Safety in the gym: 10 ways to stay fighting fit and injury free
How to practise safety in the gym
Most of us go to the gym to get fitter and make our bodies stronger and more efficient. So, when we find ourselves getting injured during our quest for fitness, it can be more than a little bit irritating. By following a few tips, however, we can look after our safety in the gym and learn how to prevent injuries during a workout. Some people like to boost use supplements to boost workout performance with muscle builders. Supplements can be dangerous to health so its important to research first.

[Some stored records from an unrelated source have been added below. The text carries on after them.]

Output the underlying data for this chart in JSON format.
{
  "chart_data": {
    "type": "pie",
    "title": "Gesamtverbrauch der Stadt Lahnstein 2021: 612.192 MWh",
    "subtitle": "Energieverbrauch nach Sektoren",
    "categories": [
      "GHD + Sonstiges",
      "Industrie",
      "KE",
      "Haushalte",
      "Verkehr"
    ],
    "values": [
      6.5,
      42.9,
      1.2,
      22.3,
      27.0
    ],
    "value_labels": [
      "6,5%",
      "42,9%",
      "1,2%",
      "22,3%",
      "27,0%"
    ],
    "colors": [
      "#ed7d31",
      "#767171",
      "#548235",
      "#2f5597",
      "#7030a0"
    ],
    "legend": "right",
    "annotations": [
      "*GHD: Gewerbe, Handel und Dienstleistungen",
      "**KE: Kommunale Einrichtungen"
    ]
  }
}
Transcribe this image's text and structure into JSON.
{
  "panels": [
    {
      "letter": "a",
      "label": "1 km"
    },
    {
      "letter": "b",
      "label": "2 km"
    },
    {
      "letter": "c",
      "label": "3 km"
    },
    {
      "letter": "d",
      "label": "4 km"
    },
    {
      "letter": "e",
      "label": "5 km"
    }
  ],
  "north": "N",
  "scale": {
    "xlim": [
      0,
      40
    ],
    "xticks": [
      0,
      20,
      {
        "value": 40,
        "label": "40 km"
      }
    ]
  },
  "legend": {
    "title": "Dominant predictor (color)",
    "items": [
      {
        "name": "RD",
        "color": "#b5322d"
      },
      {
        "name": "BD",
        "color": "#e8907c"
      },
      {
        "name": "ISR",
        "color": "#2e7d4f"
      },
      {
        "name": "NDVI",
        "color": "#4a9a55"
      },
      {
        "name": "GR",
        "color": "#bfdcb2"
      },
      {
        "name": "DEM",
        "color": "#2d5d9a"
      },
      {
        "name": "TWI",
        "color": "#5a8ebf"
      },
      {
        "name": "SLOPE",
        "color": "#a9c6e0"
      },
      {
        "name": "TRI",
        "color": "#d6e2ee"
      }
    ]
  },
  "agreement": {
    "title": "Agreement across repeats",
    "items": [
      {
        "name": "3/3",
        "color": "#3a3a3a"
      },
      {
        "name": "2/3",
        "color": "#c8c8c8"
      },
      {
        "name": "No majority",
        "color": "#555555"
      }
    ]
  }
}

How to prevent injuries during a workout
People can hurt themselves in all sorts of ways when using the gym. Some common examples include muscle strains, sprained ankles, shoulder injuries and damage to the knees. Many, if not all can be prevented with preparation, training and respecting the equipment, your body and other people. Here are ten ideas to help you protect your own safety in the gym.
1. The grand tour
A great many gym injuries happen when someone doesn’t know how to use a piece of equipment properly. So, when you first join a gym, always take the offer of a tour and demonstration of equipment. Especially anything that is unfamiliar to you. You can ask for a reminder at any point too, to ensure your safety in the gym at all times.
2. Warm-up, cool down
Avoid muscle strains and tendons on juries by taking the time to warm up and cool down properly on either side of a gym training session. This allows your body to ease into the activity, rather than suddenly being thrust into it. A warmed-up body will be less prone to injury and the cool-down period afterwards can help relieve some of the aches and pains after a hard session.
3. Build up gradually
Everyone has to start somewhere, so work out what you are comfortable doing to begin with and go from there. You can build up the intensity slowly to help prevent injuries in the gym. If you are unsure how to train and build things up, book a session or two with a personal trainer to show you the ropes.
4. Listen to your body
Never exercise if you are feeling sick, unwell or unusually fatigued. If you find that you are not responding as well to a training session as you normally do, ease off a bit and allow yourself time to rest. Learning how to react to your body’s cues about its own wellbeing is an integral part of safety in the gym and avoiding injury
5. Train for you, not your neighbour
It can be all too easy to be distracted, impressed or intimidated (delete as applicable) by the person working out next to you. Don’t judge your own progress by theirs, or indeed anyone else’s. Go at your pace and have your own goals in mind to keep yourself motivated. Try to avoid eye contact with anyone else if you think it is going to put you off your stride.
6. Drink plenty of water
Dehydration can cause the body harm in several different ways and weaken the joints, causing injuries to happen. Always carry a water bottle with you to the gym and drink regularly to keep fluids up. This is especially important in hotter weather, where overheating can pose a serious health risk. You may like to consider specialist drinks that replace electrolytes if you are training for something tougher, such as a triathlon or long-distance marathon.
7. Get the right gear
This is very important and is more than about choosing the trendiest brands. Choose well-fitting clothing that is breathable and allows you to move freely. Have your feet measured for running shoes or trainers. Many specialist shops will carry out tests that look at your gait and the shape of your foot to ensure the best match. Replace gym shoes regularly to ensure your feet are properly cushioned and supported.
8. Figure out your form
Another common source of gym injuries is doing an activity or exercise in the wrong way, twisting your limbs incorrectly or pushing beyond your body’s capabilities. While an element of aching muscles after a good session tells you that you have worked hard, you shouldn’t feel pain or excess discomfort while working out. If something starts to hurt when you do a movement or lift a weight, stop straight away. If you are unsure about form, ask a coach or trainer to show you the correct method.
9. Watch the weather
Slow down, or stop altogether when the temperature rises too high. If the sun is blazing and you are really keen to train, do so in the early morning or evening when the weather will be cooler. Take lots of water with you. Watch for signs of overdoing it such as headaches, dizziness or sickness and stop straight away. Conversely, if the weather is cold, dress in layers that you can shed as you warm up. Wear gloves to protect your hands and fingers.
10. Muscle matters
Finally, learn to listen to how your muscles feel after a workout. This is another important part of safety in the gym. As already mentioned, post-exercise aching muscles are not necessarily a bad thing. However, watch for signs of gym injuries such as the ache getting worse, turning into a sharper pain or not subsiding after a while. Consult a doctor if concerned.